ContraVir announces new data on CMX157 is 60-fold more potent against hep B virus than Gilead's Viread
ContraVir Pharmaceuticals, Inc., a biopharmaceutical company focused on the development and commercialisation of targeted antiviral therapies, announced preliminary data dramatizing the unique properties of CMX157, the company's highly potent lipid prodrug of the successful antiviral drug tenofovir (TFV).
CMX157 was shown to be 60-fold more active than tenofovir against the hepatitis B virus (HBV) based on in vitro studies. This significant potency difference has considerable potential in increasing the safety profile and reducing the side effects compared to tenofovir DF (Viread).
The company believes CMX157's lipid-conjugate design clearly differentiates it from tenofovir DF. ContraVir plans to file an investigational new drug (IND) application for CMX157 to treat HBV before year-end 2015. CMX157 benefits from earlier human studies in volunteers under an IND for HIV. ContraVir is focused on a quick evaluation of CMX157 in a phase 2 clinical study in patients with hepatitis B which it plans to begin in 2016.
CMX157's enhanced absorption technology which utilises the natural lipid uptake pathway to target the liver has the potential to lower systemic exposure compared to tenofovir, resulting in reduced off-target toxicity. Other studies with CMX157 are examining the efficiency of CMX157 prodrug conversion to the active antiviral, tenofovir diphosphate, within targeted hepatocytes, and further assessing the in vitro safety profile of CMX157, including a comprehensive evaluation of the likelihood of drug-drug interactions.
The United States is expected to see more than a 15 per cent rise in hepatitis B patients through 2033 and there are about 350 million chronic HBV patients worldwide. ContraVir is committed to meeting its timelines so that the company is positioned to treat these patients and capture this attractive and growing market.
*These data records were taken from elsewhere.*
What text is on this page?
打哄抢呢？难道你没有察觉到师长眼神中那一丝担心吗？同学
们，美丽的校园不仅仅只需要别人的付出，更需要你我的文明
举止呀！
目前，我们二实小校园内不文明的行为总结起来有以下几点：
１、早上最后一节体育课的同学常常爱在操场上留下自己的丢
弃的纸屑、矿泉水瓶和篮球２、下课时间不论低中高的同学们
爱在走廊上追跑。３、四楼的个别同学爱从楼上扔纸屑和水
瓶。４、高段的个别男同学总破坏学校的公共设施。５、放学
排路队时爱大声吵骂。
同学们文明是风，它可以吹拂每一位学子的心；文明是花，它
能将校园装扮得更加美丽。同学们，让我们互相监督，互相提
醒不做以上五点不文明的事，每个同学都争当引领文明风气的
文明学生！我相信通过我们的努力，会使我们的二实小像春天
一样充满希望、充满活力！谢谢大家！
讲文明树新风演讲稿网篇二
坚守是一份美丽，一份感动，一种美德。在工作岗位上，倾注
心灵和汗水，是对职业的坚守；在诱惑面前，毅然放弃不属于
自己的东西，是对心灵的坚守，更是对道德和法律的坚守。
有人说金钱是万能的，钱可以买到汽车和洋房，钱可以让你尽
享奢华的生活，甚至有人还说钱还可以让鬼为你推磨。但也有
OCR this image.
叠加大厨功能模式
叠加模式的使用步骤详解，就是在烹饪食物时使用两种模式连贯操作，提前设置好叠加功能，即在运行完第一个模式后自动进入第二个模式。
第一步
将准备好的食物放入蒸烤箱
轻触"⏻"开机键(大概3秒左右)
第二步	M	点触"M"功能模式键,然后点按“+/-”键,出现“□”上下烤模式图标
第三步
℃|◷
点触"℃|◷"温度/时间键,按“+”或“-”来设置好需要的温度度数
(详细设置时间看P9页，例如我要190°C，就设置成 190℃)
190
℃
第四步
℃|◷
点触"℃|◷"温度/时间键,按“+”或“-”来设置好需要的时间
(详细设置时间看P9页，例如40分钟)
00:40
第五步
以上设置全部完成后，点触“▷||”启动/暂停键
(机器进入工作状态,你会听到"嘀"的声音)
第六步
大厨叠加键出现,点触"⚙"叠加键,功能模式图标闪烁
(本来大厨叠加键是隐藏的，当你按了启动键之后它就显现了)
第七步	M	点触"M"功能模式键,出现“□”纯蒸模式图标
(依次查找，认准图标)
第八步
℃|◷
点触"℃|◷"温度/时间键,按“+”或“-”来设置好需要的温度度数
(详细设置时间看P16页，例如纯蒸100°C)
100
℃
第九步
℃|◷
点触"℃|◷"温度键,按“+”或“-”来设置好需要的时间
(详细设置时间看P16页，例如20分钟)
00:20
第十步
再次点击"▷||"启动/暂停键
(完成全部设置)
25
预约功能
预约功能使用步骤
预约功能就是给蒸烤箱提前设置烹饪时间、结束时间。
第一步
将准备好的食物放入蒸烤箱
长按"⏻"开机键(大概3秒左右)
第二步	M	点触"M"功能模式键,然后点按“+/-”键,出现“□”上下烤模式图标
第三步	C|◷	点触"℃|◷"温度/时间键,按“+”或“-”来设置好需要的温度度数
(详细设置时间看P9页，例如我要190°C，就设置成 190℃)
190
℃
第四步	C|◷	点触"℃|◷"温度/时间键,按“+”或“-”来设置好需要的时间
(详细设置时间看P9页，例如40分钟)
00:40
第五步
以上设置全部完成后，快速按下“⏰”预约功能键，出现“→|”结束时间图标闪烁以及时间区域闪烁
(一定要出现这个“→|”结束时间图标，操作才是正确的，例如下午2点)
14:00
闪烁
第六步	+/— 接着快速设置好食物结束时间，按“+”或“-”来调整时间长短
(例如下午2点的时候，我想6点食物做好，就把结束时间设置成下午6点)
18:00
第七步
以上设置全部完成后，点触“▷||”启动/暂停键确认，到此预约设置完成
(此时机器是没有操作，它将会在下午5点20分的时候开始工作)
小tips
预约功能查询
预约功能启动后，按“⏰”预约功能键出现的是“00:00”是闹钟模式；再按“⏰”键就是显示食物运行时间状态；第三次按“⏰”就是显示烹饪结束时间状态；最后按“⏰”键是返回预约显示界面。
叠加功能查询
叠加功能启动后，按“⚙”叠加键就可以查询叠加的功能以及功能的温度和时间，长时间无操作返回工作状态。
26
CMX157 is a novel lipid acyclic nucleoside phosphonate that delivers high intracellular concentrations of the active antiviral agent tenofovir diphosphate. Compared to tenofovir, CMX157 is up to 60-fold more active against HBV and more than 200-fold more active against all major HIV subtypes in vitro. CMX157's novel structure results in decreased circulating levels of tenofovir, lowering systemic exposure and thereby reducing the potential for renal and bone side effects. It has completed a phase 1 clinical trial in healthy volunteers, demonstrating a favorable safety, tolerability and drug distribution profile.